No obstante, pocos días después comenzarían los problemas para aquel consistorio, cuando se convocó una huelga de transportes, que el gobernador civil declaró ilegal, eludiendo el alcalde su necesaria intervención, a lo que vino a unirse algún sonoro caso de corrupción para acelerar el descenso de popularidad del consistorio madrileño. No obstante, en las elecciones municipales del 23 de abril de 1933, en que por primera vez votaron las mujeres y que ganaron las derechas con rotundidad, Madrid fue la excepción. Aunque menos de seis meses más tarde - en octubre de 1934, tras los sucesos revolucionarios - cesaba en la alcaldía Pedro Rico, para ser sustituido por una gestora regida por el derechista Rafael Salazar Alonso (“el del estraperlo”), y más tarde por su correligionario Sergio Álvarez de Villamil, volviendo Rico a repetir mandato en febrero de 1936, con la victoria electoral del Frente Popular.

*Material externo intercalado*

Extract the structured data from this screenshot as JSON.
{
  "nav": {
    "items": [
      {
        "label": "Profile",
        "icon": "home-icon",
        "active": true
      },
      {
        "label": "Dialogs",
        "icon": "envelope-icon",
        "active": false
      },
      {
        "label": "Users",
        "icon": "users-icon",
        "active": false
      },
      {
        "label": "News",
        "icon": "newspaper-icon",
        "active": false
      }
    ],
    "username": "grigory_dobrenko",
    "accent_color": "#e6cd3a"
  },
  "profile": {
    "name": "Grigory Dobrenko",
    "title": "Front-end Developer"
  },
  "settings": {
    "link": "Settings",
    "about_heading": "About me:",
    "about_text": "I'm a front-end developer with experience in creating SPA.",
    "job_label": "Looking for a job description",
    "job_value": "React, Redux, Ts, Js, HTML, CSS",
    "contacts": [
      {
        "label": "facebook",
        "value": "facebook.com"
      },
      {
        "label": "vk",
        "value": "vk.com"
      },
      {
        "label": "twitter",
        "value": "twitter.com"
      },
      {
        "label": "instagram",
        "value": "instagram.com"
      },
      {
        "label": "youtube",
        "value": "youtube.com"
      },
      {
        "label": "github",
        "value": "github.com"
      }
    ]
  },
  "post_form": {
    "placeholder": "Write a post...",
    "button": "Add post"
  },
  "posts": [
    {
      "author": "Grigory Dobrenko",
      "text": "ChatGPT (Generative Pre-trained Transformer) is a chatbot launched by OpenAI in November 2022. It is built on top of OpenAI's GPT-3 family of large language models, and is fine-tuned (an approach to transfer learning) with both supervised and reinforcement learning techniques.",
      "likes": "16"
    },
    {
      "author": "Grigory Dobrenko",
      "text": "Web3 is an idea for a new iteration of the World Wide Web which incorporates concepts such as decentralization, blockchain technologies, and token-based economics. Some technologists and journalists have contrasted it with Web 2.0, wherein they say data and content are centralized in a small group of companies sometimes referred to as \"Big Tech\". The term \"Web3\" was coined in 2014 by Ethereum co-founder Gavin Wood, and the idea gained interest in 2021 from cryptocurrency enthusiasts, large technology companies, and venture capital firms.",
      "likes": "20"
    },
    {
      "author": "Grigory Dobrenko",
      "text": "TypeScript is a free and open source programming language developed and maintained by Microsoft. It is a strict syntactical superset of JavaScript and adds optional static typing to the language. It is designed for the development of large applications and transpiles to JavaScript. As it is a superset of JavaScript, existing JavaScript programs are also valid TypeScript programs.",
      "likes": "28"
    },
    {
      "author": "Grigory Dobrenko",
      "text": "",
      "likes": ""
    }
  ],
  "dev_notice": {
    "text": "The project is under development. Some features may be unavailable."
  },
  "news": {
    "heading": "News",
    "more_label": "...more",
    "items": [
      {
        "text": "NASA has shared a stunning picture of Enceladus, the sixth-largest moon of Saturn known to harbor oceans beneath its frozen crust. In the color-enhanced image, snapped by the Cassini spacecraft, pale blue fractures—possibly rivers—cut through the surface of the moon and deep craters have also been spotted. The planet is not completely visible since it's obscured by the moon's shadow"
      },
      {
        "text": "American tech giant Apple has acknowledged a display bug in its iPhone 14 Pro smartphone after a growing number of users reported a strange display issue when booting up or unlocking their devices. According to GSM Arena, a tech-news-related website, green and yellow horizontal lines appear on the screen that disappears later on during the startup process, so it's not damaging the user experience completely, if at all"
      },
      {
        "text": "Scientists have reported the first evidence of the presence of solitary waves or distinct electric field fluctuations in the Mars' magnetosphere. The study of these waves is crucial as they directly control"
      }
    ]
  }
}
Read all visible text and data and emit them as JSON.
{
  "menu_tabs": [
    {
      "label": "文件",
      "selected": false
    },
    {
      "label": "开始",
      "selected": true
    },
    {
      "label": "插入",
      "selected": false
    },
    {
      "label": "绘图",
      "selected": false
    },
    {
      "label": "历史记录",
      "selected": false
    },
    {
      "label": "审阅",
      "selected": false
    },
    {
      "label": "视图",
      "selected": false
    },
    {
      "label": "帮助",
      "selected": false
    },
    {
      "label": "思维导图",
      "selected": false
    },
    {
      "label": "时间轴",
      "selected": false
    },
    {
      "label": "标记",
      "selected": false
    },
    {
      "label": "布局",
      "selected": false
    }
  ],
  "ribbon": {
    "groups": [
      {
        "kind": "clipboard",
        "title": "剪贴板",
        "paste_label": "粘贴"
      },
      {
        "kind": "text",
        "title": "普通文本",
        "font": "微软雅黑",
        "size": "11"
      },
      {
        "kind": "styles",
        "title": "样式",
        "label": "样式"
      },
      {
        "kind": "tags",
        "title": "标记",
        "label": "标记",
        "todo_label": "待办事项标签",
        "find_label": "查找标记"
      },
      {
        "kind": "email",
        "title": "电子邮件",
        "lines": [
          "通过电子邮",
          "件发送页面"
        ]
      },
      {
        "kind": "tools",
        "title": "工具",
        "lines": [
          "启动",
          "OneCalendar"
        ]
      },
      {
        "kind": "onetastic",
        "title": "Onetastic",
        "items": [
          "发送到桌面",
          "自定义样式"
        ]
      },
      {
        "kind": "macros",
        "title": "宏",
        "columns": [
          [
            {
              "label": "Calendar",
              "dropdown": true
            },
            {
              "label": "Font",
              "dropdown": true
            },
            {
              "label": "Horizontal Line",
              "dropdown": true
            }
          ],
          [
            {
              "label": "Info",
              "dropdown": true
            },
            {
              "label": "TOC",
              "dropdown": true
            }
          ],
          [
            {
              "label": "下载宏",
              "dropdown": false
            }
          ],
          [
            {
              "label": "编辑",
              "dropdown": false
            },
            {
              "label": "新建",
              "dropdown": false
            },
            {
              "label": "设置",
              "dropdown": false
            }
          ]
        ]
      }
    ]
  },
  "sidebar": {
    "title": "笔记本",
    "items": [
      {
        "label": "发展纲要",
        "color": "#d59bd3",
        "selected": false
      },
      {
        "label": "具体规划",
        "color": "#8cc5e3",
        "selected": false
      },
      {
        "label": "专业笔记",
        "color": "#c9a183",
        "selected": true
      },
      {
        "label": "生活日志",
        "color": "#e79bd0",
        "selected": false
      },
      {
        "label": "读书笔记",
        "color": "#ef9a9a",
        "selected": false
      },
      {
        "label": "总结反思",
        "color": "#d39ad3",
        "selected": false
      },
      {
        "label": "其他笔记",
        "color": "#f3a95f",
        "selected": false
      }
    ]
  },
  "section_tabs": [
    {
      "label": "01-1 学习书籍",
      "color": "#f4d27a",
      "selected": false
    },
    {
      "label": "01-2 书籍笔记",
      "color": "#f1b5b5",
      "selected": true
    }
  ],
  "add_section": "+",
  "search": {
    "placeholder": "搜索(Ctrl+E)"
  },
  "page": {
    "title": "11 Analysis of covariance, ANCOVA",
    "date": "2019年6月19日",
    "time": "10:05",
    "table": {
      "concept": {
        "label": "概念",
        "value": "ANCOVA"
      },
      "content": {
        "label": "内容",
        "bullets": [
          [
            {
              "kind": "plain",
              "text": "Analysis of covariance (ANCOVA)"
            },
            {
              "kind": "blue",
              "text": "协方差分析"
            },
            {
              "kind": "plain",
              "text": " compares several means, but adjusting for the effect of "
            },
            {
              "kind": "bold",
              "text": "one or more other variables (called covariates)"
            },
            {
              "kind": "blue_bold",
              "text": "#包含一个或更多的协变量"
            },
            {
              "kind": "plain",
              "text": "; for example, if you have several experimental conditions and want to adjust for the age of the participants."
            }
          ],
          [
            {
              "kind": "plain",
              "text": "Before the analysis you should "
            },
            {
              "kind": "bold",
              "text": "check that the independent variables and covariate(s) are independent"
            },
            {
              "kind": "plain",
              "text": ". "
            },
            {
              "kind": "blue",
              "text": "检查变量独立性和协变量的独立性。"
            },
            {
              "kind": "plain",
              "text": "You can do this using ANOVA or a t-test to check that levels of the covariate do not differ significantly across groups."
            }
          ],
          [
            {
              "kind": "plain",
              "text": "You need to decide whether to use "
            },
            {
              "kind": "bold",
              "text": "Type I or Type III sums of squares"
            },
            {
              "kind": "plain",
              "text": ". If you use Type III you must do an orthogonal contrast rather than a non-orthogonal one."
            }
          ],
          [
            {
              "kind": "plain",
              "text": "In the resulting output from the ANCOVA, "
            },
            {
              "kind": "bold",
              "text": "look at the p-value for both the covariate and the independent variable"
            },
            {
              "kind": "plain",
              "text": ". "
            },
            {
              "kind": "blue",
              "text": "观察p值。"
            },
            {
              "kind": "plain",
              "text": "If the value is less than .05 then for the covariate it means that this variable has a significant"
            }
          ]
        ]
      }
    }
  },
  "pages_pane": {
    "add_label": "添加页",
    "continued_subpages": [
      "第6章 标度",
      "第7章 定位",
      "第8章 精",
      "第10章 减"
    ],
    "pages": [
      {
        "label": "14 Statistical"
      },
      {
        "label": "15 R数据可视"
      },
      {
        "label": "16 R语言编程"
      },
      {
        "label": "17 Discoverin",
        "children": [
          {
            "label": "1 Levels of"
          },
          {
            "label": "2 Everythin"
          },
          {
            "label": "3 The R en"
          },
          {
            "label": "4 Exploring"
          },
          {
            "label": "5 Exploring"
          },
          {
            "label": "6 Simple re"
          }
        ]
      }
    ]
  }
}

La rebelión militar y la guerra civil posterior condicionaron la vida ciudadana, lo que hizo declarar a su alcalde: “En las calles luchan los hombres; para atenderlos, para sostenerlos, el Estado, en colaboración con el Ayuntamiento, realizará el esfuerzo máximo para atender a las familias, para procurarles subsistencias”. Pero, la llegada de los militares sublevados a las puertas de la capital precipitó la salida de Rico, quien presidió su última sesión del Ayuntamiento el 6 de noviembre de 1936, para intentar huir sin éxito a Valencia, junto con el gobierno de la nación. No obstante, y a pesar de la guerra y los miles de dificultades entre las que no eran menores los bombardeos, la vida continuó en Madrid, siendo el socialista Cayetano Redondo Aceña quien el día 13 de noviembre de 1936 se haría cargo de la alcaldía, junto a Julián Besteiro, Rafael Henche y Wenceslao Carrillo. El 24 de abril de 1937 le sucedió su correligionario Rafael Henche de la Plata quien, tras el triunfo del golpe de Estado del coronel Casado y la inminente entrada de las tropas franquistas en la ciudad, disolvió la corporación para marchar a Levante con intención de alcanzar el exilio. A éste le sucedió el anarquista Melchor Rodríguez García, nombrado por Segismundo Casado los últimos días de la guerra, para ser quien entregase los poderes municipales a los franquistas el día de la rendición de Madrid, 28 de marzo de 1939.